For as long as people have talked about moving beyond fossil fuels, another tantalizing prospect has hovered over the horizon: the decline of resource-rich authoritarian countries and the rogue nonstate actors that depend on them. A world of reduced demand for coal, oil, and gas is a world in which Iran, Russia, and various al Qaeda supporters are significantly weakened. That would certainly qualify as good news.
But visiting Mozambique last week, I was reminded that not all of the losers from lower fossil-fuel demand will be the traditional bad guys. Mozambique's economy has tripled in size in the decade since the end of the country's 15-year-long civil war, but GDP per capita remains barely over $1,000 a head -- and highly concentrated among relatively wealthy elites. Leaders in Maputo, the capital, relied on international aid for 40 percent of the national budget last year.

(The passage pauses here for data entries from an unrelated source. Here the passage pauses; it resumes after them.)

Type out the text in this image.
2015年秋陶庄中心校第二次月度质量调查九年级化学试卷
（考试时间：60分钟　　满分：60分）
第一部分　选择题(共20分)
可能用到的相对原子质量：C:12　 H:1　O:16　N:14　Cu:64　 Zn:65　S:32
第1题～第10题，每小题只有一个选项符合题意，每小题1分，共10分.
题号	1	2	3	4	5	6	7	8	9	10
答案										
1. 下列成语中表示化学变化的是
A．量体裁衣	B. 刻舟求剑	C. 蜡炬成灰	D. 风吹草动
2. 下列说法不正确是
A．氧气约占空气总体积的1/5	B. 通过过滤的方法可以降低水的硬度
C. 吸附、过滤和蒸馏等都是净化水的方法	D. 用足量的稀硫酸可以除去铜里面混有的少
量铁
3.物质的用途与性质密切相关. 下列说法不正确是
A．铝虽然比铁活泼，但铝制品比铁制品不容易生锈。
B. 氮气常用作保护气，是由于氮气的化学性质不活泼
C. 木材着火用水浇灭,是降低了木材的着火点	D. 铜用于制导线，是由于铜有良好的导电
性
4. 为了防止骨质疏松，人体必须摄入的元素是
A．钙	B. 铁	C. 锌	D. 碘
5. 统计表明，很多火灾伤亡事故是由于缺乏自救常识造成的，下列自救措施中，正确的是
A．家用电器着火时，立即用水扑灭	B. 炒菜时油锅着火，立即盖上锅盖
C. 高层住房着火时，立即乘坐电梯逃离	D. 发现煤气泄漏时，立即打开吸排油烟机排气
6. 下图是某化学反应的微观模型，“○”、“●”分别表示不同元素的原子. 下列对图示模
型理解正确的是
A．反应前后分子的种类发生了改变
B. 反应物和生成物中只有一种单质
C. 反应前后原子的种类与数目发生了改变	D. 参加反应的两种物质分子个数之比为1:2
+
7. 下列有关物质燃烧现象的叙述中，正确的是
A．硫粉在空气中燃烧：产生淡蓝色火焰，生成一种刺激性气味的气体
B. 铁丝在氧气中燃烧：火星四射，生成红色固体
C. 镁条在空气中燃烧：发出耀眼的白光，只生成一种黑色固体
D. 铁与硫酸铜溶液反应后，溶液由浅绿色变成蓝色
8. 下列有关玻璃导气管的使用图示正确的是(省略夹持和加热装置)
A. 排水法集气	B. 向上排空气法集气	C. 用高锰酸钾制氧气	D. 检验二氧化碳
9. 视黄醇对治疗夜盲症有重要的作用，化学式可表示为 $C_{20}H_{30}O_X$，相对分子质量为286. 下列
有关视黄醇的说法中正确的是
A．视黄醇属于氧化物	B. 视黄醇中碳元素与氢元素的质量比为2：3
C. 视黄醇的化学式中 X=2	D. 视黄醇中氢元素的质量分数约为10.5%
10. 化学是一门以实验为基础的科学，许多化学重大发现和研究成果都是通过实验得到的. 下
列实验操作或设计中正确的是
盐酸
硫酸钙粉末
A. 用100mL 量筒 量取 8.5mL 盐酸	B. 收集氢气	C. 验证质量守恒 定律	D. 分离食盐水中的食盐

But an end is in sight: Massive coal deposits and offshore natural gasare poised to end Mozambique's aid dependence and rapidly increase economic output. The most bullish projections are far from assured -- Mozambique suffers from a lack of skilled labor, regulatory capacity, and essential infrastructure. But perhaps the biggest unknown is demand for what the country hopes to sell. If the world were to sharply reduce its dependence on fossil fuels, appetite for Mozambique's exports would decline or vanish, likely leaving the country in considerably worse shape.